L'article 10, unique article du titre IV, modifie l'architecture de la gouvernance de la politique d'accueil du jeune enfant, selon une double approche. Premièrement, il clarifie le rôle et les missions des acteurs au plan national et local. Deuxièmement, il instaure de nouveaux leviers d'action et rénove les leviers existants au profit de ces acteurs. Les mesures qu'il contient s'inscrivent dans la perspective de la création du service public de la petite enfance, qui suppose d'autres évolutions, notamment l'augmentation du nombre de places en crèche. Chacun sait que le Gouvernement a fait des annonces dans ce domaine. Cet article a toute sa place dans le projet de loi : l'insuffisance quantitative de l'offre d'accueil d'enfants de moins de 3 ans et, plus généralement, l'inadaptation de cette offre aux besoins des familles à l'échelle du pays empêche de nombreux parents d'accéder au marché du travail ou de poursuivre leur activité – un phénomène qui pénalise très majoritairement les femmes. Il est donc impératif de lever ce frein connexe à l'emploi.
L'article fait des communes, qui interviennent déjà largement dans le champ de la petite enfance, les autorités organisatrices de la politique d'accueil du jeune enfant, tout en ajustant le périmètre de leurs obligations, en fonction du nombre de leurs habitants.
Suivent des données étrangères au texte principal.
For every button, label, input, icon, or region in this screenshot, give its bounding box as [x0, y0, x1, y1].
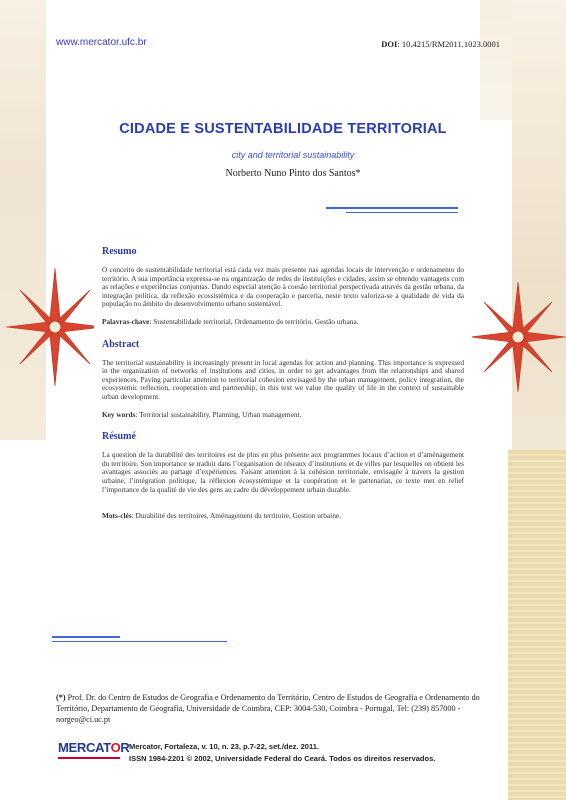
compass-rose-icon [470, 282, 566, 392]
author-affiliation-footnote [56, 692, 506, 725]
abstract-block [94, 238, 472, 547]
logo-text-o: O [110, 740, 121, 755]
section-heading: Resumo [102, 246, 137, 257]
journal-website-link[interactable]: www.mercator.ufc.br [56, 37, 147, 48]
section-body: La question de la durabilité des territoires est de plus en plus présente aux programmes locaux d’action et d’aménagement du territoire. Son importance se traduit dans l’organisation de réseaux d’institutions et de villes par lesquelles on obtient les avantages associés au partage d’expériences. Faisant attention à la cohésion territoriale, envisagée à travers la gestion urbaine, l’intégration politique, la réflexion écosystémique et la coopération et le partenariat, ce texte met en relief l’importance de la qualité de vie des gens au cadre du développement urbain durable. [102, 450, 464, 494]
section-heading: Abstract [102, 338, 140, 350]
logo-underline [58, 757, 120, 759]
article-subtitle: city and territorial sustainability [231, 150, 355, 160]
keywords-label: Key words [102, 409, 136, 419]
mercator-logo [58, 740, 130, 755]
footnote-mark: (*) [56, 693, 66, 702]
journal-copyright: ISSN 1984-2201 © 2002, Universidade Federal do Ceará. Todos os direitos reservados. [129, 754, 436, 763]
doi [381, 39, 500, 49]
journal-citation: Mercator, Fortaleza, v. 10, n. 23, p.7-22, set./dez. 2011. [129, 742, 319, 751]
decorative-rule [52, 636, 120, 638]
section-abstract [102, 339, 464, 420]
keywords [102, 512, 464, 521]
logo-text-post: R [120, 740, 130, 755]
logo-text-pre: MERCAT [58, 740, 111, 755]
author-name: Norberto Nuno Pinto dos Santos* [225, 168, 361, 179]
section-body: O conceito de sustentabilidade territorial está cada vez mais presente nas agendas locais de intervenção e ordenamento do território. A sua importância expressa-se na organização de redes de instituições e cidades, assim se obtendo vantagens com as relações e experiências conjuntas. Dando especial atenção à coesão territorial perspectivada através da gestão urbana, da integração política, da reflexão ecossistémica e da cooperação e parceria, neste texto valoriza-se a qualidade de vida da população no âmbito do desenvolvimento urbano sustentável. [102, 265, 464, 309]
keywords-value: : Territorial sustainability, Planning, Urban management. [135, 409, 302, 419]
compass-rose-icon [6, 268, 104, 386]
decorative-rule [346, 212, 458, 213]
keywords [102, 318, 464, 327]
section-heading: Résumé [102, 431, 136, 443]
keywords-label: Mots-clés [102, 511, 132, 521]
section-resume [102, 431, 464, 521]
section-resumo [102, 246, 464, 327]
keywords-label: Palavras-chave [102, 316, 150, 326]
decorative-rule [326, 207, 458, 209]
doi-value: : 10.4215/RM2011.1023.0001 [397, 39, 500, 49]
right-bottom-texture-decoration [508, 450, 566, 800]
section-body: The territorial sustainability is increasingly present in local agendas for action and planning. This importance is expressed in the organization of networks of institutions and cities, in order to get advantages from the relationships and shared experiences. Paying particular attention to territorial cohesion envisaged by the urban management, policy integration, the ecosystemic reflection, cooperation and partnership, in this text we value the quality of life in the context of sustainable urban development. [102, 357, 464, 401]
decorative-rule [52, 641, 227, 642]
article-title: CIDADE E SUSTENTABILIDADE TERRITORIAL [119, 121, 447, 137]
footnote-text: Prof. Dr. do Centro de Estudos de Geografia e Ordenamento do Território, Centro de Estudos de Geografia e Ordenamento do Território, Departamento de Geografia, Universidade de Coimbra, CEP: 3004-530, Coimbra - Portugal, Tel: (239) 857000 - norgeo@ci.uc.pt [56, 693, 480, 724]
doi-label: DOI [381, 39, 398, 49]
keywords-value: : Sustentabilidade territorial, Ordenamento do território, Gestão urbana. [149, 316, 359, 326]
keywords-value: : Durabilité des territoires, Aménagement du territoire, Gestion urbaine. [131, 511, 341, 521]
keywords [102, 411, 464, 420]
journal-info [129, 741, 435, 765]
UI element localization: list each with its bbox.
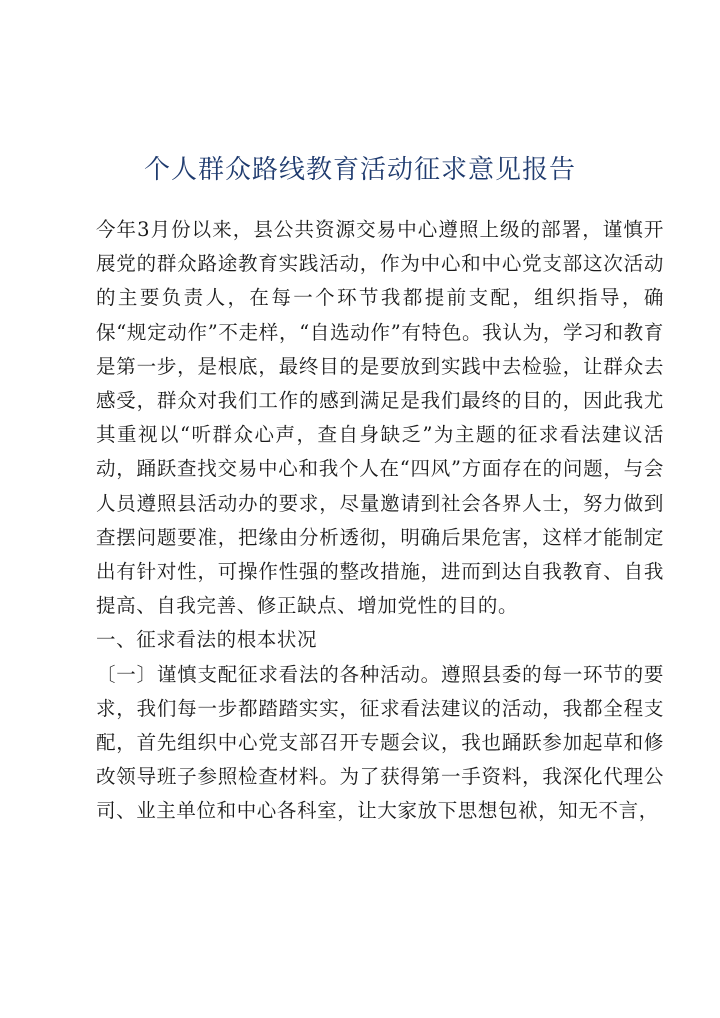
body-paragraph: 今年3月份以来，县公共资源交易中心遵照上级的部署，谨慎开展党的群众路途教育实践活动，作为中心和中心党支部这次活动的主要负责人，在每一个环节我都提前支配，组织指导，确保“规定动作”不走样，“自选动作”有特色。我认为，学习和教育是第一步，是根底，最终目的是要放到实践中去检验，让群众去感受，群众对我们工作的感到满足是我们最终的目的，因此我尤其重视以“听群众心声，查自身缺乏”为主题的征求看法建议活动，踊跃查找交易中心和我个人在“四风”方面存在的问题，与会人员遵照县活动办的要求，尽量邀请到社会各界人士，努力做到查摆问题要准，把缘由分析透彻，明确后果危害，这样才能制定出有针对性，可操作性强的整改措施，进而到达自我教育、自我提高、自我完善、修正缺点、增加党性的目的。 bbox=[96, 218, 664, 618]
document-body bbox=[96, 213, 664, 829]
section-heading: 一、征求看法的根本状况 bbox=[96, 628, 318, 652]
section-paragraph: 〔一〕谨慎支配征求看法的各种活动。遵照县委的每一环节的要求，我们每一步都踏踏实实，征求看法建议的活动，我都全程支配，首先组织中心党支部召开专题会议，我也踊跃参加起草和修改领导班子参照检查材料。为了获得第一手资料，我深化代理公司、业主单位和中心各科室，让大家放下思想包袱，知无不言， bbox=[96, 662, 664, 823]
document-title: 个人群众路线教育活动征求意见报告 bbox=[143, 155, 576, 185]
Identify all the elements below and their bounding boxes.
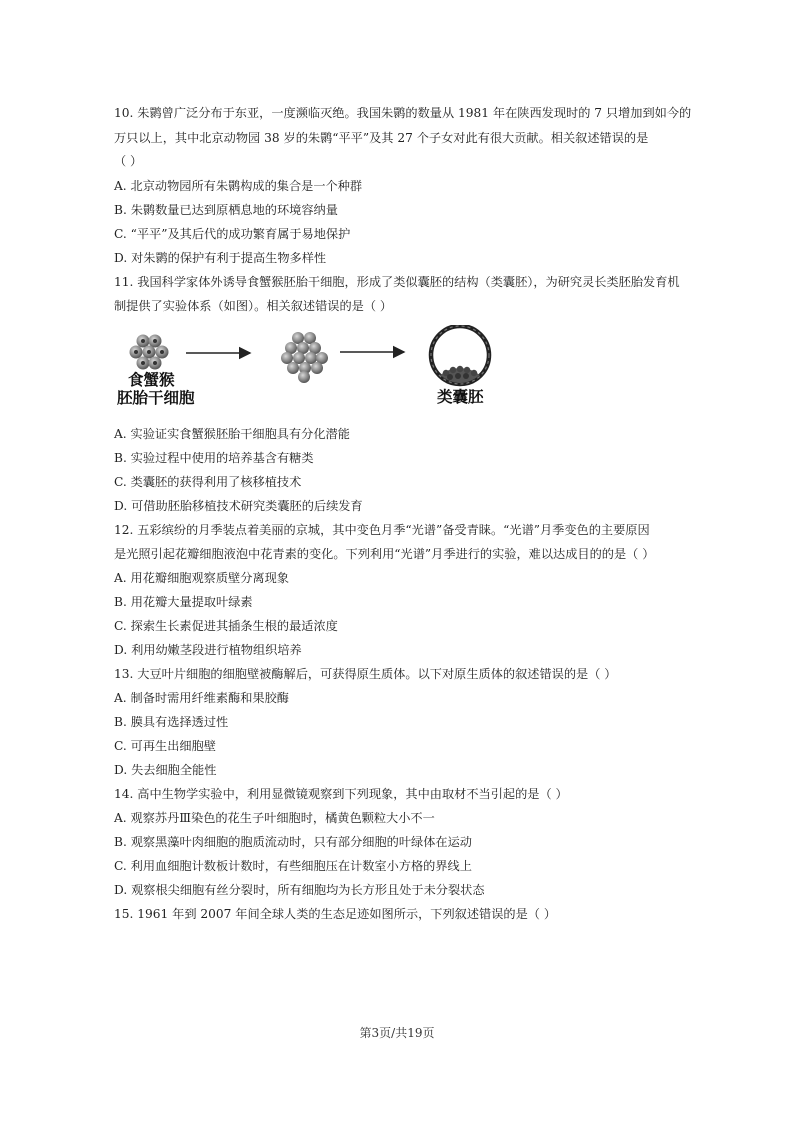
- q12-option-b: B. 用花瓣大量提取叶绿素: [114, 595, 253, 609]
- q11-option-c: C. 类囊胚的获得利用了核移植技术: [114, 475, 302, 489]
- q13-option-a: A. 制备时需用纤维素酶和果胶酶: [114, 691, 289, 705]
- q13-stem-line-1: 13. 大豆叶片细胞的细胞壁被酶解后，可获得原生质体。以下对原生质体的叙述错误的是（ ）: [114, 667, 617, 681]
- q14-option-a: A. 观察苏丹Ⅲ染色的花生子叶细胞时，橘黄色颗粒大小不一: [114, 811, 435, 825]
- q12-option-d: D. 利用幼嫩茎段进行植物组织培养: [114, 643, 302, 657]
- q13-option-b: B. 膜具有选择透过性: [114, 715, 229, 729]
- cell-aggregate-icon: [281, 332, 328, 383]
- q12-option-a: A. 用花瓣细胞观察质壁分离现象: [114, 571, 289, 585]
- q14-option-c: C. 利用血细胞计数板计数时，有些细胞压在计数室小方格的界线上: [114, 859, 472, 873]
- q10-stem-line-2: 万只以上，其中北京动物园 38 岁的朱鹮“平平”及其 27 个子女对此有很大贡献。相关叙述错误的是: [114, 131, 649, 145]
- figure-label-species: 食蟹猴: [128, 371, 175, 389]
- page-number: 第3页/共19页: [359, 1026, 435, 1040]
- q14-stem-line-1: 14. 高中生物学实验中，利用显微镜观察到下列现象，其中由取材不当引起的是（ ）: [114, 787, 568, 801]
- q13-option-c: C. 可再生出细胞壁: [114, 739, 216, 753]
- q10-option-b: B. 朱鹮数量已达到原栖息地的环境容纳量: [114, 203, 338, 217]
- q11-stem-line-1: 11. 我国科学家体外诱导食蟹猴胚胎干细胞，形成了类似囊胚的结构（类囊胚），为研究灵长类胚胎发育机: [114, 275, 680, 289]
- q10-option-d: D. 对朱鹮的保护有利于提高生物多样性: [114, 251, 327, 265]
- figure-label-stem-cells: 胚胎干细胞: [117, 389, 195, 407]
- q11-option-a: A. 实验证实食蟹猴胚胎干细胞具有分化潜能: [114, 427, 350, 441]
- q10-stem-line-1: 10. 朱鹮曾广泛分布于东亚，一度濒临灭绝。我国朱鹮的数量从 1981 年在陕西发现时的 7 只增加到如今的: [114, 106, 692, 120]
- figure-label-blastoid: 类囊胚: [437, 388, 484, 406]
- q14-option-d: D. 观察根尖细胞有丝分裂时，所有细胞均为长方形且处于未分裂状态: [114, 883, 485, 897]
- q14-option-b: B. 观察黑藻叶肉细胞的胞质流动时，只有部分细胞的叶绿体在运动: [114, 835, 472, 849]
- q10-stem-line-3: （ ）: [114, 154, 143, 168]
- q10-option-c: C. “平平”及其后代的成功繁育属于易地保护: [114, 227, 351, 241]
- q11-option-d: D. 可借助胚胎移植技术研究类囊胚的后续发育: [114, 499, 363, 513]
- q13-option-d: D. 失去细胞全能性: [114, 763, 217, 777]
- stem-cell-cluster-icon: [130, 335, 169, 370]
- q15-stem-line-1: 15. 1961 年到 2007 年间全球人类的生态足迹如图所示，下列叙述错误的是（ ）: [114, 907, 557, 921]
- q10-option-a: A. 北京动物园所有朱鹮构成的集合是一个种群: [114, 179, 363, 193]
- q12-option-c: C. 探索生长素促进其插条生根的最适浓度: [114, 619, 338, 633]
- q12-stem-line-1: 12. 五彩缤纷的月季装点着美丽的京城，其中变色月季“光谱”备受青睐。“光谱”月季变色的主要原因: [114, 523, 650, 537]
- blastoid-icon: [431, 326, 489, 384]
- q11-option-b: B. 实验过程中使用的培养基含有糖类: [114, 451, 314, 465]
- q12-stem-line-2: 是光照引起花瓣细胞液泡中花青素的变化。下列利用“光谱”月季进行的实验，难以达成目的的是（ ）: [114, 547, 655, 561]
- q11-stem-line-2: 制提供了实验体系（如图）。相关叙述错误的是（ ）: [114, 299, 393, 313]
- blastoid-figure: [114, 325, 514, 415]
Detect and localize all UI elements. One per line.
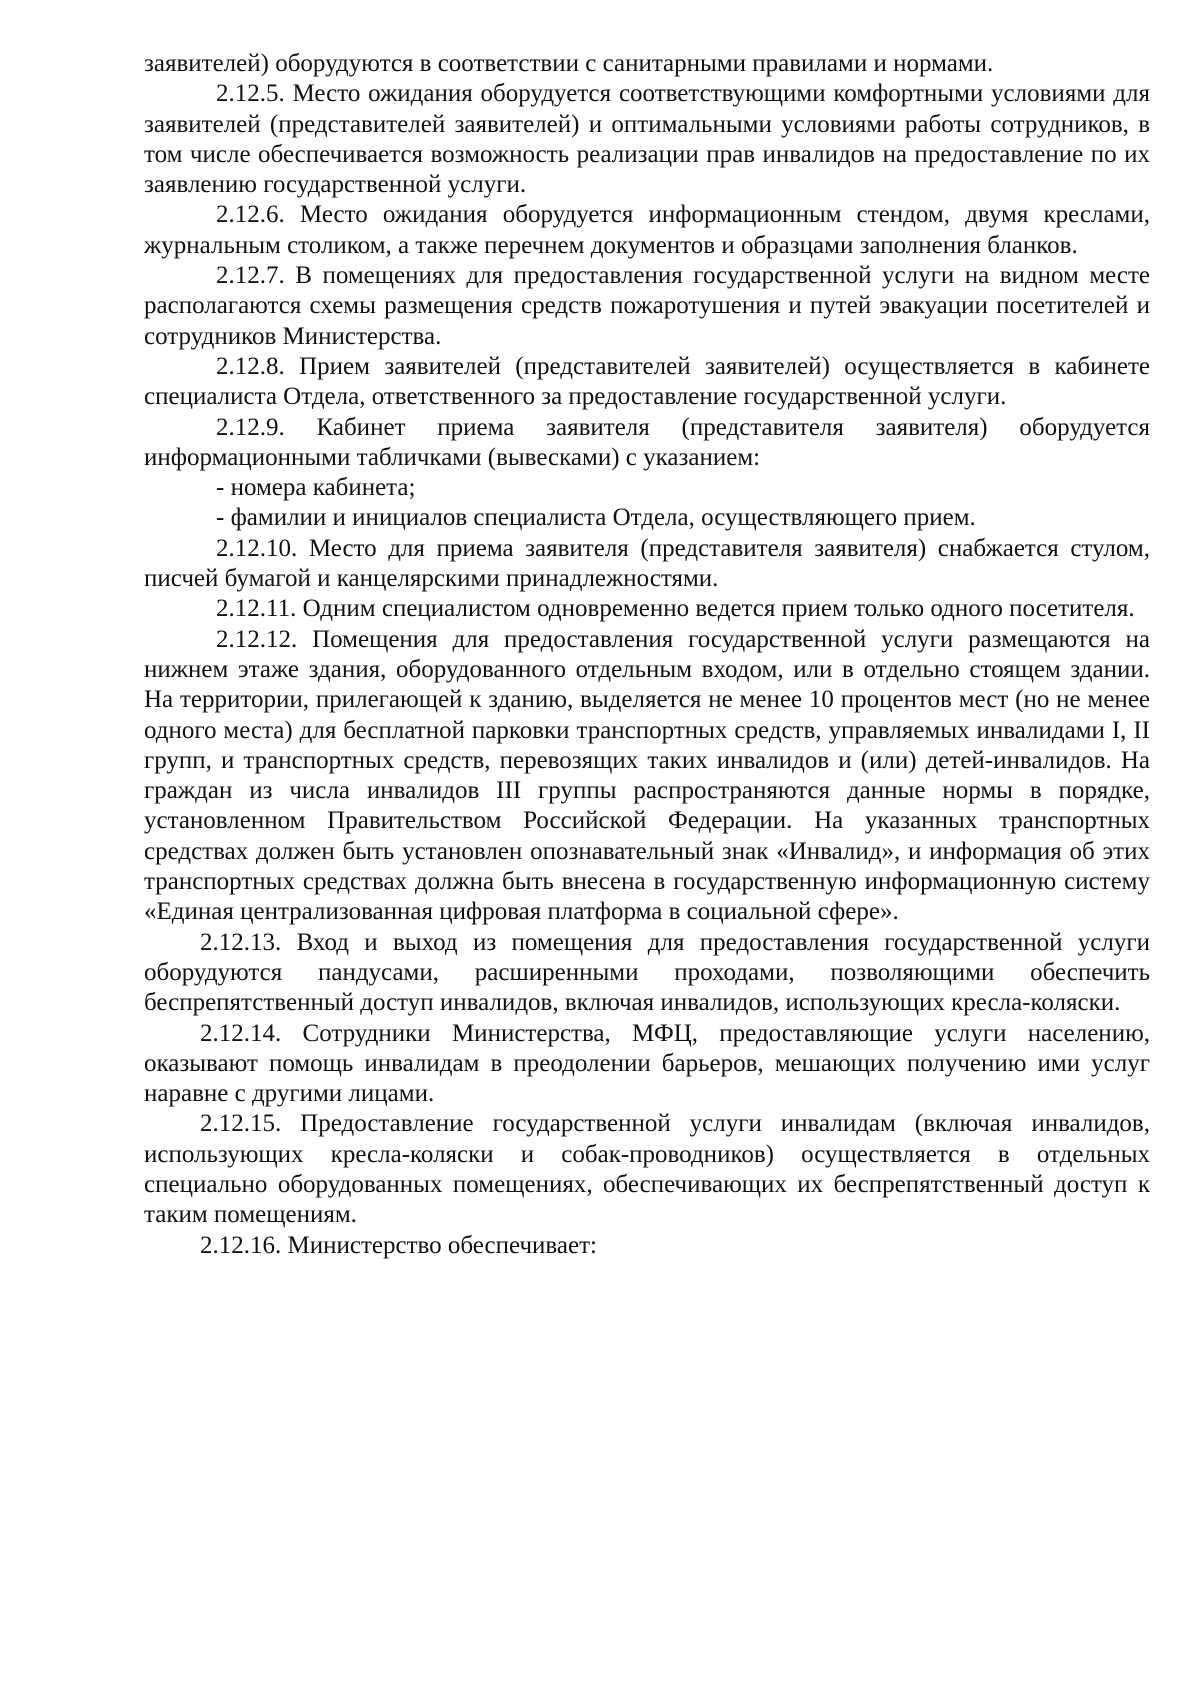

Il crée un mécanisme de régulation de l'offre d'accueil au plan local. Il améliore la prise en compte des besoins du secteur dans les politiques de formation, afin de lutter contre la pénurie des professionnels. Il facilite l'implantation des structures d'accueil sur le territoire.
Vous le savez, l'article 10 a été substantiellement modifié par les sénateurs. Ces derniers ont en effet supprimé les dispositions relatives à l'établissement d'une stratégie nationale de l'accueil du jeune enfant, ainsi que les dispositions relatives au contrôle du respect par les communes de leurs nouvelles obligations. Ils ont aussi décidé que l'élaboration du schéma pluriannuel de maintien et de développement de l'offre d'accueil du jeune enfant ne serait imposée qu'aux communes de plus de 10 000 habitants, ce qui réduit considérablement la portée du dispositif. Ils ont repoussé d'un an l'entrée en vigueur des dispositions touchant à la mise en œuvre des nouvelles compétences reconnues aux communes. Ils ont, enfin, autorisé le principe du transfert aux intercommunalités de tout ou partie des compétences attachées à la qualité d'autorité organisatrice de l'accueil du jeune enfant. Ils ont préféré cette solution à celle du transfert en bloc, initialement retenue.
Avec la majorité, je vous proposerai de revenir sur certaines de ces évolutions et d'apporter au texte quelques modifications complémentaires, pour en faire le support d'une réforme cohérente, utile et ambitieuse de la gouvernance de la politique du jeune enfant.